From "I want a business" to "your LLC package is in the mail" — fully automated. No human in the loop after checkout.

// the-scale

We ranked high on Google Ads for terms like "start an LLC" and "form a business." The funnel was tight: ad → landing page → checkout → automated fulfillment. Customer gets their LLC package in the mail. We generated roughly $10 million a year in revenue at peak.

I also managed the engineering team — distributed across Upwork, about $3 million in cumulative salary spend. Coordinating remote developers across timezones to maintain and scale automation scripts that interact with government websites that break every time someone in the DMV updates a dropdown menu.

If you've ever tried to automate a government website, you know. They don't have APIs. They barely have CSS. And they change their HTML structure on random Tuesdays with no changelog. Keeping that pipeline running was its own full-time job.

// what-i-learned

This project taught me that automation isn't just about writing scripts — it's about building systems that survive contact with the real world. Government websites break. Mail services have outages. Customers enter their name in all caps with a space at the end.
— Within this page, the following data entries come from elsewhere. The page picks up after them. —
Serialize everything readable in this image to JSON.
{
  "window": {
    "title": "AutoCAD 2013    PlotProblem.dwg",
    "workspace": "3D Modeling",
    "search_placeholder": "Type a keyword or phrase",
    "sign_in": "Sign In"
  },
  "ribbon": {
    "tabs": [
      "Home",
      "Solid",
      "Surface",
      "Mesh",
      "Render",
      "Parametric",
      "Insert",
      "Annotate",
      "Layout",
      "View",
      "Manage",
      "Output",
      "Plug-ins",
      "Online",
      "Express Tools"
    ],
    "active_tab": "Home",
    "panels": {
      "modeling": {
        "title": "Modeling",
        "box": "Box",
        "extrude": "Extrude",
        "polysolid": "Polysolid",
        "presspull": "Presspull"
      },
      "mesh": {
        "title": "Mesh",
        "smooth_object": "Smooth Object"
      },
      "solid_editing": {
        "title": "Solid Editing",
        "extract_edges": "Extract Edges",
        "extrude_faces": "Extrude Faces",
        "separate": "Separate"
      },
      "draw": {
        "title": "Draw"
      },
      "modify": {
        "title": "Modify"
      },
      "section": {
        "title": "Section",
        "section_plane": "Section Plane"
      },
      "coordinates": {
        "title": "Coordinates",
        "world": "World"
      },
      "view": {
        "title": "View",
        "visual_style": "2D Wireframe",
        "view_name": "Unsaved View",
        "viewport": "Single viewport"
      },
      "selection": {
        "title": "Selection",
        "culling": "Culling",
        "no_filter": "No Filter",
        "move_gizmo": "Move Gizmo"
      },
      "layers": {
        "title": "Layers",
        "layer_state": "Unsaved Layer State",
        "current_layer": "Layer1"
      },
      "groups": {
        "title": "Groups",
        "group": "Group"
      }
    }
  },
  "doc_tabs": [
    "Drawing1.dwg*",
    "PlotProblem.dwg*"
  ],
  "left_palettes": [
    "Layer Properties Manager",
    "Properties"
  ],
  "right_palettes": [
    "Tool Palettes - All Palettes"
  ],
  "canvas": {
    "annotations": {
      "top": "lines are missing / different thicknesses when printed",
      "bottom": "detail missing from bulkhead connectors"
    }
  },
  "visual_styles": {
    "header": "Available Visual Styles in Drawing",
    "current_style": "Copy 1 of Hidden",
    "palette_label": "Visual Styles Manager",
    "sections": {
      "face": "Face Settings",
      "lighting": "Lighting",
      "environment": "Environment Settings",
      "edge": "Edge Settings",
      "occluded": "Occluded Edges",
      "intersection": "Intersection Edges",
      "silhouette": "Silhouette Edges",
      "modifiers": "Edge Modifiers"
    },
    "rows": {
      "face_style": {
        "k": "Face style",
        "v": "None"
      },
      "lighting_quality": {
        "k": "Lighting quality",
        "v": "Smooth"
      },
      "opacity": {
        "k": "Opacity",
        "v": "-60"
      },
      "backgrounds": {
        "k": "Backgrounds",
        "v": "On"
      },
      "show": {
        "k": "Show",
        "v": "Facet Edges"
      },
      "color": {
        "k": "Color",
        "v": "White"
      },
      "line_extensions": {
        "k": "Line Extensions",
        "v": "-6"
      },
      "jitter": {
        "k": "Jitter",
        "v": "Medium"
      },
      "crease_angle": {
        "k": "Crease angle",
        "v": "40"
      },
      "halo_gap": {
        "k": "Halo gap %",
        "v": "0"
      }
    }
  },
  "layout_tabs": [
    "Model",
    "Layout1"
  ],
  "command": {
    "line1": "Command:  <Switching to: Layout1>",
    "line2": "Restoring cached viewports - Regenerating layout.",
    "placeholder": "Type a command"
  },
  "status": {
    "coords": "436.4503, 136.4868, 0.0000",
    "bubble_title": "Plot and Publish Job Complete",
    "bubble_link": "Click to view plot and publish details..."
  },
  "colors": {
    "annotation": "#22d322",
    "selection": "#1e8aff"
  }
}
You build for the happy path and then spend 80% of your time handling the unhappy ones.

It also taught me to manage remote engineering teams at scale — hiring, coordinating, and shipping across timezones with people I'd never met in person. That skill turned out to be more valuable than any code I wrote.

I've since moved on to building AI agent systems, but the core insight is the same: find the manual process, automate it end-to-end, and get out of the way.